Ainda de acordo com a pesquisadora, o movimento se fortaleceu no Brasil por volta de 2004, sobretudo no Orkut, e foi ganhando adeptos desde então, além de institutos próprios e até uma faculdade (que não vou mencionar aqui propositalmente). Tem entre seus maiores ídolos nacionais Henry Maksoud, fundador do hotel Maksoud Plaza que foi alguém que circulou entre a “nata libertariana” internacional e, atualmente, Olavo de Carvalho.

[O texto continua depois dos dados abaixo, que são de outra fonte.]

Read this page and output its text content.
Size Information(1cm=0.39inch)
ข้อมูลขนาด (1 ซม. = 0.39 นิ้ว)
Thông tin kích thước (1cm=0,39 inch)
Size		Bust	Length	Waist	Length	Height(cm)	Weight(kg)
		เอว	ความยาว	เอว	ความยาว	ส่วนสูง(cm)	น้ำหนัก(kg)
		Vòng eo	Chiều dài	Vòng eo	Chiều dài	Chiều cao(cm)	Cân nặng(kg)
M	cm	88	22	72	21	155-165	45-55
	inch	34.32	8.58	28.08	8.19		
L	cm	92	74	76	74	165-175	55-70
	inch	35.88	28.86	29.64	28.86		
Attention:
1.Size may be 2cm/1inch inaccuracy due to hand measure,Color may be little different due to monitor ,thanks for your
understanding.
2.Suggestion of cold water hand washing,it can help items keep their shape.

“No Brasil eles remetem ao Olavo de Carvalho essa ideia do gramscismo cultural. A gente viveria uma censura de esquerda em todos os lugares, o que nos impediria de chegar ao nosso objetivo e Olavo abriu nossos olhos pra isso. O Olavo muitas vezes falou mal dos libertários e dos anarcocapitalistas. Ele falava que eles eram burros e todo mundo odiava ele. Mas quando morreu, teve uma grande campanha de homenagem dizendo que ele falava muita coisa ruim, mas que foi ele que abriu nossos olhos para o poder da esquerda”.

Na lógica do Cavalo de Tróia ou não, fato é que alguns libertarianos hoje integram a política brasileira. A maioria está no partido Novo e outros tantos aproximam do bolsonarismo, explica Bruna. No Brasil, também se unem aos movimentos separatistas, sobretudo no Sul do país.

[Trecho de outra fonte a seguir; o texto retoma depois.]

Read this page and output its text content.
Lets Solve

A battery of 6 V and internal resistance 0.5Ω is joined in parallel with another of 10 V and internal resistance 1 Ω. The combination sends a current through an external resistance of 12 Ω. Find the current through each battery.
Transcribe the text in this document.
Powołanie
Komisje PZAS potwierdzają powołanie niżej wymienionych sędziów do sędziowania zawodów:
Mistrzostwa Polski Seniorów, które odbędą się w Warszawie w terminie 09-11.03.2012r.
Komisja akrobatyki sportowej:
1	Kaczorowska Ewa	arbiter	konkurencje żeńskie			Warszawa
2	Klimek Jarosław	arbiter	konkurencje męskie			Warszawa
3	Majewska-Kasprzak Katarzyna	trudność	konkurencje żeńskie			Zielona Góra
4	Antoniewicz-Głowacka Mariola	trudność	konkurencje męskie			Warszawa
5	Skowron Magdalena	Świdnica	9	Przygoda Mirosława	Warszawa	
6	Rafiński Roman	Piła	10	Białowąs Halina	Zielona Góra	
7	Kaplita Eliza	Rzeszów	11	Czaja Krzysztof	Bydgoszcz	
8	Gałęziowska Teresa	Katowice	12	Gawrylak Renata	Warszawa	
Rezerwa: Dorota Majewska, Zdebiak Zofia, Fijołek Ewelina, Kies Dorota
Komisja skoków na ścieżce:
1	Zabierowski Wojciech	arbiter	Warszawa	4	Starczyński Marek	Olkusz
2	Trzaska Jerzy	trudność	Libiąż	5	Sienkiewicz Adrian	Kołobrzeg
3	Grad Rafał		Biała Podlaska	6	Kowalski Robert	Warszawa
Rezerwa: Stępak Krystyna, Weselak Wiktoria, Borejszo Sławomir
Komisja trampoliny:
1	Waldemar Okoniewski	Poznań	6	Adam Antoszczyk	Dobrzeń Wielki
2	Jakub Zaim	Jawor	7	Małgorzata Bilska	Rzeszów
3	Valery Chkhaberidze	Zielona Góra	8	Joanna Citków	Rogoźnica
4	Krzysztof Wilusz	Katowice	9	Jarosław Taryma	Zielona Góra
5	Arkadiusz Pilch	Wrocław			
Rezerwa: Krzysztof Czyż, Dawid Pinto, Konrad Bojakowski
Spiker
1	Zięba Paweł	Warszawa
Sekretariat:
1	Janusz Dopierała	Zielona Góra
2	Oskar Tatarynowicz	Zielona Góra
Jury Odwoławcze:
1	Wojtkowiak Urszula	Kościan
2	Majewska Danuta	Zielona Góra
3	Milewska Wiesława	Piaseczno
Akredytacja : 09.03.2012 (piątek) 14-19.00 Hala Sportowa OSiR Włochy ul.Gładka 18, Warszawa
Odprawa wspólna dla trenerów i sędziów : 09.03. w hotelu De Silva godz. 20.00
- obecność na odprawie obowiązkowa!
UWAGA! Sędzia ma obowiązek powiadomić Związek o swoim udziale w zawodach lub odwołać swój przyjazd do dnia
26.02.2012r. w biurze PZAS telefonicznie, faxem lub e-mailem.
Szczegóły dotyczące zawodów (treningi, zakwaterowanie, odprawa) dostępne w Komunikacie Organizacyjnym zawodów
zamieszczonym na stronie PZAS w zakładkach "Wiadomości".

Mas o que estaria atraindo a juventude para esse movimento? Bruna acredita que alguns dos motivos seriam a possibilidade de mudança, já que eles acreditam que o capitalismo em sua maior potência ainda não aconteceu, o sequestro das ideias de rebeldia, as comunidades nas redes sociais e a possibilidade de vislumbrar um futuro: “Essa questão que eles têm com o tempo é muito interessante, ficam num não lugar. O passado não é necessariamente para onde se quer retomar, mas algumas coisas são usadas como referência. O presente para alguns está ruim, e o futuro de fato está por vir. Eles conseguem vislumbrar esse futuro sem nenhum peso, porque pra eles o capitalismo nunca foi efetivado. Se chegar no sistema que eles querem, a gente vai estar destruindo o basilar da cidadania, da humanidade e dignidade”.

E conclui: “Curioso que esses jovens que querem voltar ao passado, à monarquia, por exemplo, nunca pensam que serão explorados, acham que serão no mínimo primos do rei. Já o anarcocapitalista acha que nesse futuro vai ser dono do condado Disney, não vai se submeter a escravidão voluntária. Esse deslocamento é realmente interessante”.